À Gasorwe, sur la colline Kizi, dans la province de Muyinga, les visiteurs ont salué l’organisation des ménages bénéficiaires de transferts monétaires, regroupés en unités de mouture. Ces ménages transforment leurs récoltes en farine fortifiée. « Grâce à cette initiative, des aliments à haute valeur nutritive sont désormais disponibles pour les femmes enceintes, allaitantes et les enfants de moins de 5 ans », a déclaré Philippe, membre de l’association Tsindamapfa.

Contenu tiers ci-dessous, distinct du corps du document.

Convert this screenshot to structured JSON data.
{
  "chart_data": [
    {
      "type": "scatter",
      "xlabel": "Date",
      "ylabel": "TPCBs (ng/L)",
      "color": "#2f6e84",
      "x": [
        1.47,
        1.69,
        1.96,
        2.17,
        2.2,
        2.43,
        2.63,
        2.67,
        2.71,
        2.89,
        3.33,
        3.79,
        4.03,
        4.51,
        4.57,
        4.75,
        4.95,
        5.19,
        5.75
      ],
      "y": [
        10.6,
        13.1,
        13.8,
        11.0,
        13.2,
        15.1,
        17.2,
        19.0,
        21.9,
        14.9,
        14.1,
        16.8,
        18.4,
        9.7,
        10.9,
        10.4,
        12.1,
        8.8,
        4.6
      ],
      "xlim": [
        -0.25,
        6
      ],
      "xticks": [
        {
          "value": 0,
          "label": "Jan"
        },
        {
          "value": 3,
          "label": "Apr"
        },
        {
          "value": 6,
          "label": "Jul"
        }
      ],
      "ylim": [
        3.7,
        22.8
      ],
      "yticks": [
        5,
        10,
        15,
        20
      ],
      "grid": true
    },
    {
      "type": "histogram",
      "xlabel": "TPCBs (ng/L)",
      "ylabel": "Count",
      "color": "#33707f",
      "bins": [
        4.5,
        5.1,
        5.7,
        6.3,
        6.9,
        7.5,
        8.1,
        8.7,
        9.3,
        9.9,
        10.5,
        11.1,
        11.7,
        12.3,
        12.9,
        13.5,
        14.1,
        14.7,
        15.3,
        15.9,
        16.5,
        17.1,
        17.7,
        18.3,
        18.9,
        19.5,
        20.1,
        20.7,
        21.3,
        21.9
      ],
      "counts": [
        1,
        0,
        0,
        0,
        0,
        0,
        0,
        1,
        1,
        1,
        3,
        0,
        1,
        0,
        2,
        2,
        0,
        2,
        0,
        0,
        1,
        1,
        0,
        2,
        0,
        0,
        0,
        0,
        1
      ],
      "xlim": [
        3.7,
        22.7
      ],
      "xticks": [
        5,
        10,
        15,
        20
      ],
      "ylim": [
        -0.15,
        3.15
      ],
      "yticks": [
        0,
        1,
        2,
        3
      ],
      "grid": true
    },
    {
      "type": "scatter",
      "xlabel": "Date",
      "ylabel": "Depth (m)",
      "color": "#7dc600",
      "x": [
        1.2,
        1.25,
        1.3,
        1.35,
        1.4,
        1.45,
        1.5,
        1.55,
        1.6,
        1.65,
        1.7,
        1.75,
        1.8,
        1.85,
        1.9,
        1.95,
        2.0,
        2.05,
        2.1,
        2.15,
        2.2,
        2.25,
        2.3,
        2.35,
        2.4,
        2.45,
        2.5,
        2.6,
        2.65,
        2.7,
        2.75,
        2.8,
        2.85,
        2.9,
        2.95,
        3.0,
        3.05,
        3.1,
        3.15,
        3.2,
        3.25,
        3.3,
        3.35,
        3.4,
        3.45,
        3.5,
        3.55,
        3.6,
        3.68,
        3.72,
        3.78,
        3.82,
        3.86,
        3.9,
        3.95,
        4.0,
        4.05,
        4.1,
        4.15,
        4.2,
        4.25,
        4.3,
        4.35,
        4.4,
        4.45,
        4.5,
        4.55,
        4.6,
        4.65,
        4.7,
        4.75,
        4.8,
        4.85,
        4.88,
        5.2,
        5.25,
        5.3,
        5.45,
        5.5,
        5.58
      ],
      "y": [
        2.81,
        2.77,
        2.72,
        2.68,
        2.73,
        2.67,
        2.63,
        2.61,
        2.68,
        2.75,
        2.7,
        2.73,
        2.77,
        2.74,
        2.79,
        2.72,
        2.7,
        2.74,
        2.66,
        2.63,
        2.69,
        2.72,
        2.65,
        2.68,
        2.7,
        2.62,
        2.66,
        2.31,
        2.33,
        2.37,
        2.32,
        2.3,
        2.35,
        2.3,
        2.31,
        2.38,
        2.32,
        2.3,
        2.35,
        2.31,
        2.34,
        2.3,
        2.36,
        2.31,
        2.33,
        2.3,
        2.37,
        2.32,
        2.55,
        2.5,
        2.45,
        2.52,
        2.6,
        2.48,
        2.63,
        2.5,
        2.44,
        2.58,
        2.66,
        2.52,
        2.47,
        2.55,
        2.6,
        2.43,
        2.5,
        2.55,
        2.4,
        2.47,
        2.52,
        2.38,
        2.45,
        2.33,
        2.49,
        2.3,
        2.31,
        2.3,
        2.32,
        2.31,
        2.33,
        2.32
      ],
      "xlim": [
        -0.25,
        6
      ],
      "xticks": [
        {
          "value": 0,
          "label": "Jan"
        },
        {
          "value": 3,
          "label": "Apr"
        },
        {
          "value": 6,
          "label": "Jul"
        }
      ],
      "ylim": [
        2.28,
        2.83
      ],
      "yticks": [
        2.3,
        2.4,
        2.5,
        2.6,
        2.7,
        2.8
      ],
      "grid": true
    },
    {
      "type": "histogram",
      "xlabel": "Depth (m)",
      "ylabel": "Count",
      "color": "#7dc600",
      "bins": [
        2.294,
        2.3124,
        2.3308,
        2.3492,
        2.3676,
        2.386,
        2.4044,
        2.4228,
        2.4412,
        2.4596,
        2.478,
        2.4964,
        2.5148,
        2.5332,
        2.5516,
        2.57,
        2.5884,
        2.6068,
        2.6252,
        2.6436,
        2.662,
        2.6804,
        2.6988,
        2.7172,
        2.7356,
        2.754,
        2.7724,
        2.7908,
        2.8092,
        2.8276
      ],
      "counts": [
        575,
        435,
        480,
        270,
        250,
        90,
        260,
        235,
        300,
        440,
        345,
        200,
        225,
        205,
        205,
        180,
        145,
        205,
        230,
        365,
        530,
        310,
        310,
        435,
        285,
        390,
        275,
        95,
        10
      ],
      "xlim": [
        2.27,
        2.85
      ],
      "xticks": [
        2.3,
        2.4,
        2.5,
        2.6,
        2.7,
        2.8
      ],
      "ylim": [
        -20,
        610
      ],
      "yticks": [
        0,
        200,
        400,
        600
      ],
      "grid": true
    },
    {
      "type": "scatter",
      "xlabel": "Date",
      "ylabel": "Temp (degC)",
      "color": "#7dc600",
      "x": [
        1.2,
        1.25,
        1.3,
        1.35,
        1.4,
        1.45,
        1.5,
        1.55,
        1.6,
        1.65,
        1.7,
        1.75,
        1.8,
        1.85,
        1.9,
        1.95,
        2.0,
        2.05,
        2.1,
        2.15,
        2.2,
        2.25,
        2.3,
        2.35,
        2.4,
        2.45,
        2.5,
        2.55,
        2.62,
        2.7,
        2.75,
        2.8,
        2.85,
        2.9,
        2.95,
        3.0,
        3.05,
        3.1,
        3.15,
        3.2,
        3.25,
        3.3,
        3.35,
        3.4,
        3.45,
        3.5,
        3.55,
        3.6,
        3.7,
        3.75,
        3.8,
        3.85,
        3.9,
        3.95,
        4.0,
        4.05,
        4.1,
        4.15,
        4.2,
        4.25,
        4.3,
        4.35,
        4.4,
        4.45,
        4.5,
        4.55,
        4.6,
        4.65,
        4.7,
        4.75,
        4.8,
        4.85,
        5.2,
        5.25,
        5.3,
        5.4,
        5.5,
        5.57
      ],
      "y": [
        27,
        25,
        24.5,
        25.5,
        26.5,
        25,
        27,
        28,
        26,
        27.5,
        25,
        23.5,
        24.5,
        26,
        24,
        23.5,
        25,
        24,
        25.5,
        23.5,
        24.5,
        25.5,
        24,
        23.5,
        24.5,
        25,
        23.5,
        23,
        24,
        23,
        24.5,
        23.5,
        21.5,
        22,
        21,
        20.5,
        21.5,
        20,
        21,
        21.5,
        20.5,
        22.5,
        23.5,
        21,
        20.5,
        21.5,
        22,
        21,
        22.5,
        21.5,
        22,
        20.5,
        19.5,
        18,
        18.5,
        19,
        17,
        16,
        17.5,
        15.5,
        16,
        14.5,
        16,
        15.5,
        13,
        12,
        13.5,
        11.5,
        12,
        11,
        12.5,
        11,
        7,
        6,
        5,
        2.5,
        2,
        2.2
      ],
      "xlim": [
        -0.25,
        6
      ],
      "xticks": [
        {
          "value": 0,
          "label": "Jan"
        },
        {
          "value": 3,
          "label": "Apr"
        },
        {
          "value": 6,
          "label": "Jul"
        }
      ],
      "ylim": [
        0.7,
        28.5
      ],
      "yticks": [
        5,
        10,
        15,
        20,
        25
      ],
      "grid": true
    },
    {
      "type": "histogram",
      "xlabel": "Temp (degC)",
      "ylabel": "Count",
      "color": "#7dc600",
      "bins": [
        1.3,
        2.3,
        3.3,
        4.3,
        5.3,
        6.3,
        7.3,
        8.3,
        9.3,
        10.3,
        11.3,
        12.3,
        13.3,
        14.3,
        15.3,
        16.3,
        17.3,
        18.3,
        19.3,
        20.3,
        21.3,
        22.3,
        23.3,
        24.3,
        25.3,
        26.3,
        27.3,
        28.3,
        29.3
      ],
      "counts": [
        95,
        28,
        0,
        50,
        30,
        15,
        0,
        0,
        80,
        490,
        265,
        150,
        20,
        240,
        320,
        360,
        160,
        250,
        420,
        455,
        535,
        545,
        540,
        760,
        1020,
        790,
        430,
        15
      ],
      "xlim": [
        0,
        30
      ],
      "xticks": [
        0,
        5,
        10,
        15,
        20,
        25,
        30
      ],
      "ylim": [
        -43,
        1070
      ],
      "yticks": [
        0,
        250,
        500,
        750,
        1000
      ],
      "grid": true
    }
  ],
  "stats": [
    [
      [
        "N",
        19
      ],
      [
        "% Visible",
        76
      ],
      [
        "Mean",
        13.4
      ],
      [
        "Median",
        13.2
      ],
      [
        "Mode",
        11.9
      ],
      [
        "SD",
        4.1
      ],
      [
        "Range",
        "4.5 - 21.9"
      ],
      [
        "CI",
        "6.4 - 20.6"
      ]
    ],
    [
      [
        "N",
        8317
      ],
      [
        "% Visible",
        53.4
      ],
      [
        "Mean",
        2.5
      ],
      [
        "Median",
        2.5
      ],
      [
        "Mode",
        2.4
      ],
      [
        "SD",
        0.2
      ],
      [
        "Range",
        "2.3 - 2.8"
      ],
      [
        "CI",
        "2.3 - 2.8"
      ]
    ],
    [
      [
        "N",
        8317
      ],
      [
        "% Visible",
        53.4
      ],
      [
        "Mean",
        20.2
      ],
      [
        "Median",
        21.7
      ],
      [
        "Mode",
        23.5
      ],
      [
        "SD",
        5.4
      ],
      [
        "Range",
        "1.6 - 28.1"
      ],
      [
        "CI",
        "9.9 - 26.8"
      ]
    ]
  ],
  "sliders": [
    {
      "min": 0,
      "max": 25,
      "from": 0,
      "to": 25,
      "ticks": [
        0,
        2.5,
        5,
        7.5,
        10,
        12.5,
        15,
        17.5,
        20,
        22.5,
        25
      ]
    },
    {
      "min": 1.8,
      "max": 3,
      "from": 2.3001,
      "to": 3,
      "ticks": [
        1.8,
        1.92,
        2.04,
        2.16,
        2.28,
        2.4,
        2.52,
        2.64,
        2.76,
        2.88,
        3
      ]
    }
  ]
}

Dans les cinq districts sanitaires de la zone d’intervention (Gahombo, Ngozi, Buye, Kiremba, Gashoho), 4 544 ménages vulnérables ont bénéficié de transferts monétaires pour créer des actifs au sein des ménages et renforcer les centres de rayonnement communautaires. Le projet soutient 39 unités de mouture communautaires pour la production de farine fortifiée. En 2024, environ 2 000 tonnes de farine fortifiée ont été produites. La vente de 17 688 kg de champignons a généré 17 870 750 BIF. Les transferts ont également permis l’achat de petit bétail, la location de terres, la réhabilitation des logements et la couverture d’autres besoins essentiels.
La visite, qui s’est déroulée du 17 au 19 mars, s’est conclue par une séance de débriefing des participants. Les échanges avec les bénéficiaires ont permis de formuler des observations et des recommandations.